Valentin loved to run his fingers through the boy’s hair or hold one of his feet in the palm of his hand. He loved to feel the spring of his curls in his fingers. He loved the smell of him.

The gulls were very big and they tore at the plastic bags, puncturing them and pulling out the contents. He saw a gull dragging the carcass of a chicken from one of the bags. The gull’s wings flapped hard but it was moored to the bag and then the bag gave and the carcass came out and the gull squawked and tossed the chicken, and grabbed at it with angry pecks and abandoned it.

The stink came in dense clouds and went away and came back. He saw a stove with a red-and-white-checked dishcloth still folded over the chrome bar of the oven door. Valentin came upon six scattered paper plates that still had gravy on them and green peas and tiny cubed carrots, the same frozen peas and carrots that were served with his lunch. The bright orange of the carrots on the white plates had a menacing buzz and he had to look away.

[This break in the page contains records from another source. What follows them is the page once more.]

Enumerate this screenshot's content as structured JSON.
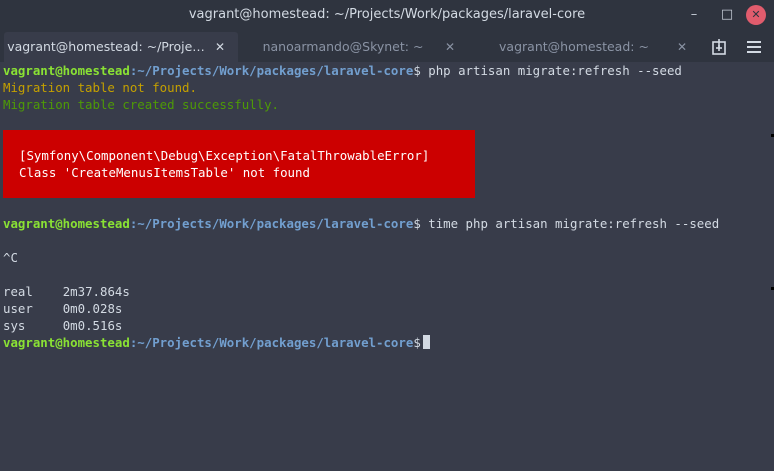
{
  "window": {
    "title": "vagrant@homestead: ~/Projects/Work/packages/laravel-core",
    "controls": {
      "minimize": "–",
      "maximize": "□",
      "close": "✕"
    }
  },
  "tabs": [
    {
      "label": "vagrant@homestead: ~/Proje…",
      "close": "✕"
    },
    {
      "label": "nanoarmando@Skynet: ~",
      "close": "✕"
    },
    {
      "label": "vagrant@homestead: ~",
      "close": "✕"
    }
  ],
  "icons": {
    "new_tab": "new-tab-icon",
    "menu": "hamburger-menu-icon"
  },
  "terminal": {
    "prompt_user": "vagrant@homestead",
    "prompt_path": ":~/Projects/Work/packages/laravel-core",
    "prompt_symbol": "$",
    "cmd1": " php artisan migrate:refresh --seed",
    "out_not_found": "Migration table not found.",
    "out_created": "Migration table created successfully.",
    "error_line1": "[Symfony\\Component\\Debug\\Exception\\FatalThrowableError]",
    "error_line2": "Class 'CreateMenusItemsTable' not found",
    "cmd2": " time php artisan migrate:refresh --seed",
    "interrupt": "^C",
    "real": "real\t2m37.864s",
    "user": "user\t0m0.028s",
    "sys": "sys\t0m0.516s"
  },
  "colors": {
    "background": "#383c4a",
    "titlebar": "#2f343f",
    "user": "#8ae234",
    "path": "#729fcf",
    "warning": "#c4a000",
    "success": "#4e9a06",
    "error_bg": "#cc0000",
    "close_button": "#e15c6d"
  }
}
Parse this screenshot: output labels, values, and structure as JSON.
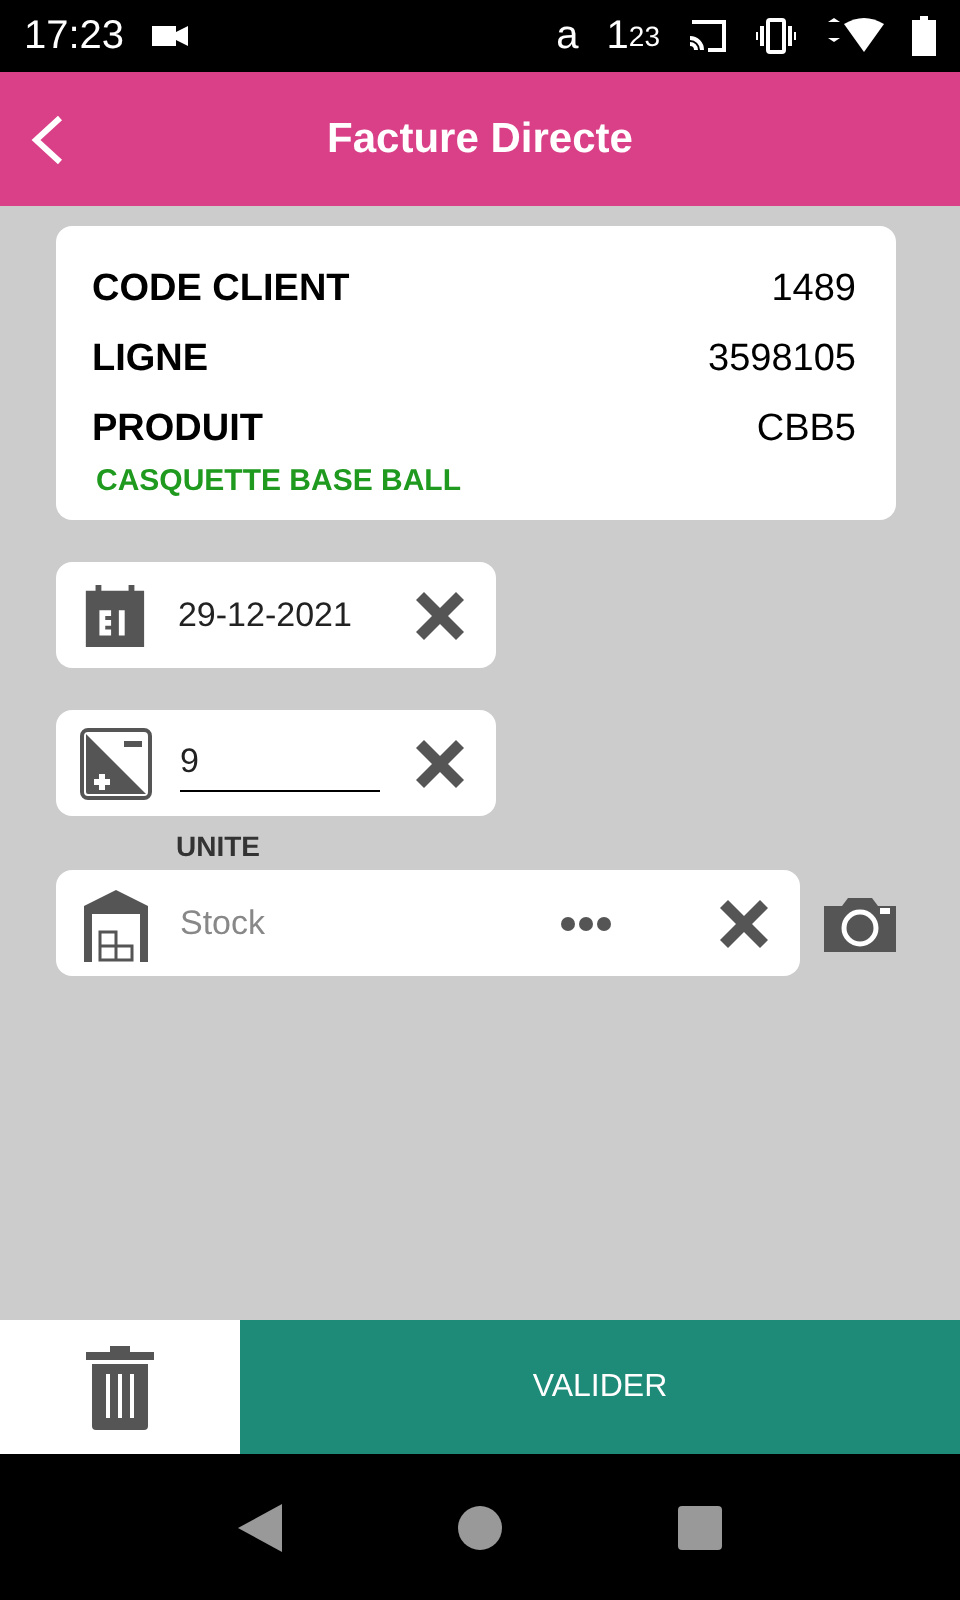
{
  "status_bar": {
    "time": "17:23",
    "indicators": [
      "a",
      "1",
      "23"
    ]
  },
  "header": {
    "title": "Facture Directe"
  },
  "info": {
    "rows": [
      {
        "label": "CODE CLIENT",
        "value": "1489"
      },
      {
        "label": "LIGNE",
        "value": "3598105"
      },
      {
        "label": "PRODUIT",
        "value": "CBB5"
      }
    ],
    "description": "CASQUETTE BASE BALL"
  },
  "date_field": {
    "value": "29-12-2021"
  },
  "quantity_field": {
    "value": "9"
  },
  "unit_field": {
    "label": "UNITE",
    "placeholder": "Stock"
  },
  "actions": {
    "validate": "VALIDER"
  }
}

He left the road, walked for perhaps ten minutes over the hills of ploughed garbage, and the gulls became thicker and he could feel the breeze from their wings near his head; he was not afraid of gulls. He saw, on the distant hills, narrow pathways beaten into the grass and knew they were rat paths, probably several years old and when it started to get dark the rats would pour down the paths like oil.

In less than three hours he had filled two sacks with copper pipes and brass fittings. Then he hitchhiked to St. John’s and found White’s Salvage, where he sold the piping for $187.

He found the Salvation Army twenty minutes before closing time and he bought a suit jacket and a pair of jeans and a white shirt that fit him well, though under the arms the shirt was slightly yellowed. Valentin went into the bathroom in the back of the Salvation Army warehouse and he found a small bar of soap wrapped in paper on the sink and he unwrapped it and stripped naked and washed every part of himself, even his feet.